Ryan Hamner is a four-time survivor of Hodgkin lymphoma, a musician and a writer. In 2011, he wrote and recorded, "Where Hope Lives" for the American Cancer Society and the song for survivors, "Survivors Survive" used in 2015 for #WorldCancerDay. Currently, he operates his website for those affected by cancer, 2surviveonline.com and drinks a ridiculous amount of coffee per day.
Have you ever talked, err, tried to talk to someone who only interrupted you to finish your statement for you? You know, those people who interject their thoughts and perspective in place of the point you are trying to make? I mean, they aren’t bad people, but they can be annoying as heck. They don’t actively listen. They make assumptions based on their past experiences, and they simply won’t let you finish saying what you have to say. This makes it virtually impossible to convey your message and your point of view. How frustrating, right?
The consequences of this type of conversation hijacking can simply be irritating when talking about football, the news, your weird neighbor, etc. However, when it comes to your health while you are talking to your doctor and medical staff, this type of communication, or lack of, can lead to all sorts of serious issues.
I’m not at all getting down on those in the medical profession, well, maybe a little, but my friends, please actively listen to what your patients have to say. We aren’t all the same. Let us finish. We know a good bit about ourselves.
“We have two ears and one mouth so that we can listen twice as much as we speak.” - Epictetus
Most of my doctors and nurses have been great. I’m sure most everyone’s have been great. Most of mine have listened to every word I’ve had to say (which can be many), and then asked questions to clarify. However, on a few occasions, I’ve ended up getting medical treatment that I simply didn’t need or skipping medical treatment that I really did need. All because nobody listened as they should have. Here are a few examples:
In 1998, I told my nurse I thought I was having a reaction to something that was given to me in the clinic.
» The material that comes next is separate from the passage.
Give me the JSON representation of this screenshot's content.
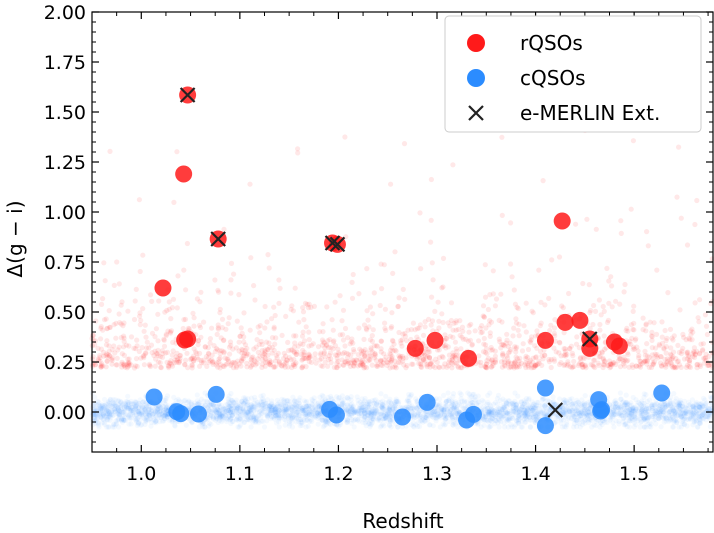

The nurse said, “nah.” She was right though, because it wasn’t just a reaction, it was me going into anaphylactic shock.
In early 2000, I was going to be treated for nausea. I was certain the drug the nurse was about to give me was one that I was allergic to, but, she insisted I wouldn’t have a problem. She was right. I didn’t have a problem, until I went batty and removed my own IV.
In 2012, I went to the ER and told doctors I felt like I had myocarditis again. That’s a feeling you definitely don’t forget. After several tests, they assured me it was just a pulled pec muscle. I insisted that this was not a pulled pec muscle. Two hours later, after vomiting, a fever surge and swelling in my legs, I was admitted to the hospital and put in ICU. I remained in the hospital for weeks.
I could go on and on, and so could many other people who have had experiences just like mine. I could talk about nurses missing my veins repeatedly because they didn’t simply listen to me on where my “good” veins were located. – Or that time when I told the doctor that I thought that I had a blood clot in my arm. He insisted I did not have a blood clot, but finally got me an ultrasound to, “put my mind at ease,” – about the blood clot that I had in my arm. (I should have billed that guy.)
It’s kind of simple. As patients, we all have our different stories. We are all unique. Most of us aren’t doctors, but we do have a good bit of knowledge about our bodies. Most importantly, we aren’t all textbook cases. We know you medical folks have spent lots of time reading books, looking at body parts, handling bodily fluids, okay I’ll stop. We have a tremendous amount of respect for you all. However, I’m going to really need you all to hear me out – so you don’t end up missing something much bigger than my vein.